LIRYC CONTINUES TRADITION OF INNOVATION WITH FIRST COMMERCIALLY APPROVED USE OF PULSED FIELD ABLATION TECHNOLOGY TO TREAT PATIENT WITH ATRIAL FIBRILLATION

On March 23rd, 2021, Pierre Jaïs and his team performed the world’s first procedure using a CE Mark-approved PFA system on a patient with atrial fibrillation (AF).  The procedure was performed in Bordeaux, France using technology from FARAPULSE, Inc. at the Bordeaux University Hospital.
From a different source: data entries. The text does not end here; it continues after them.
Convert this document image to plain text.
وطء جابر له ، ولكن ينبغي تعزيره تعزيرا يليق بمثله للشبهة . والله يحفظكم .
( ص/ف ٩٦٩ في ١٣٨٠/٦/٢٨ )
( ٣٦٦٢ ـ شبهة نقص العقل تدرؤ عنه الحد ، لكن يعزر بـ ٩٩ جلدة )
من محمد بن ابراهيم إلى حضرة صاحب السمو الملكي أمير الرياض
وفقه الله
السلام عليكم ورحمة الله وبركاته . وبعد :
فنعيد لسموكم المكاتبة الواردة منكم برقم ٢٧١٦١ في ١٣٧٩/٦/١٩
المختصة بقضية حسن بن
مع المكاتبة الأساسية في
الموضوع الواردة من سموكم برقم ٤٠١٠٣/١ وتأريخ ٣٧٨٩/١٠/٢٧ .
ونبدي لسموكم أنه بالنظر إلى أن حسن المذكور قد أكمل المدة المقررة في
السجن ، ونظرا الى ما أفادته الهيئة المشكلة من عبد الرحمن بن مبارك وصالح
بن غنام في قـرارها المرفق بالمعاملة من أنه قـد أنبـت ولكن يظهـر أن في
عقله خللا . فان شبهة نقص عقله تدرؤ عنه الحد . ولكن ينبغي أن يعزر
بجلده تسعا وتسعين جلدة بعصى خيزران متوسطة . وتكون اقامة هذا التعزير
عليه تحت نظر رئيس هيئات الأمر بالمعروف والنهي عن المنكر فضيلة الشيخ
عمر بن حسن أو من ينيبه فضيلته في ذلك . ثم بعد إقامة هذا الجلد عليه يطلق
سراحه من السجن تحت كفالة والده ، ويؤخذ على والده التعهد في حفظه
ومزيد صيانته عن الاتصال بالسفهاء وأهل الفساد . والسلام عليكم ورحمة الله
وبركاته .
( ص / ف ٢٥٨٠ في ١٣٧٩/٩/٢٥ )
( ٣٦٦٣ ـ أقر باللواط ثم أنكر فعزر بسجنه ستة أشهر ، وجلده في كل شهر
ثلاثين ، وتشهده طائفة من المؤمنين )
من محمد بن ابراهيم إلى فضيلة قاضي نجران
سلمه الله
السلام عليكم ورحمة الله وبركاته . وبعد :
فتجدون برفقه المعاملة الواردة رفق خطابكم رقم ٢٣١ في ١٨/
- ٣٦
Pulsed field ablation (PFA) represents a monumental elevation of the standard of care for treating AF patients by minimizing the probability of rare but very real and well-described complications such as damage to the esophagus, nerves and pulmonary veins.  Like the introduction of the pulmonary vein isolation (PVI) technique itself, pioneered at this very institute 23 years ago, PFA is positioned to unlock a new era for AF ablation. Based on my own experience and our robust data, PFA appears to be a superior tool for the PVI approach to treating AF. Pierre Jaïs, Chief Executive Officer of the Liryc Institute, Head of the electrophysiology unit, Bordeaux University Hospital

FARAPULSE is honoured to work alongside Liryc and Prof. Jaïs who played an instrumental role in refining and confirming the potential of our cardiac PFA system. In advancing this leading platform and helping to shepherd it towards commercialization, the institute again delivers on its important mission of innovating to improve care. Allan Zingeler · President & CEO at FARAPULSE

About FARAPULSE and PFA
Today, all forms of cardiac ablation to treat arrhythmias are thermal. While both radiofrequency and cryo-ablation have evolved, they nonetheless carry an inherent risk of indiscriminate thermal damage. Tissue-selective FARAPULSE PFA has emerged to be one of the most promising energy sources for cardiac ablation, including pulmonary vein isolation to treat Atrial Fibrillation. Leading with safety, FARAPULSE PFA makes durable cardiac lesions in seconds while sparing non-target tissue. As a reminder, PEF uses high-voltage electric microshocks to creates nanoscale pores in cell membranes FARAPULSE is pioneering tissue-selective PFA therapy through development and commercialization of its dedicated generator (FARASTAR), PVI-focused catheter (FARAWAVE), large-area focal catheter (FARAFLEX), precision focal catheter (FARAPOINT) and a proprietary deflectable delivery sheath (FARADRIVE). The FARAPULSE PFA system, which includes FARAWAVE, FARASTAR and FARADRIVE, received CE mark approval in January 2021 and is commercially available across Europe.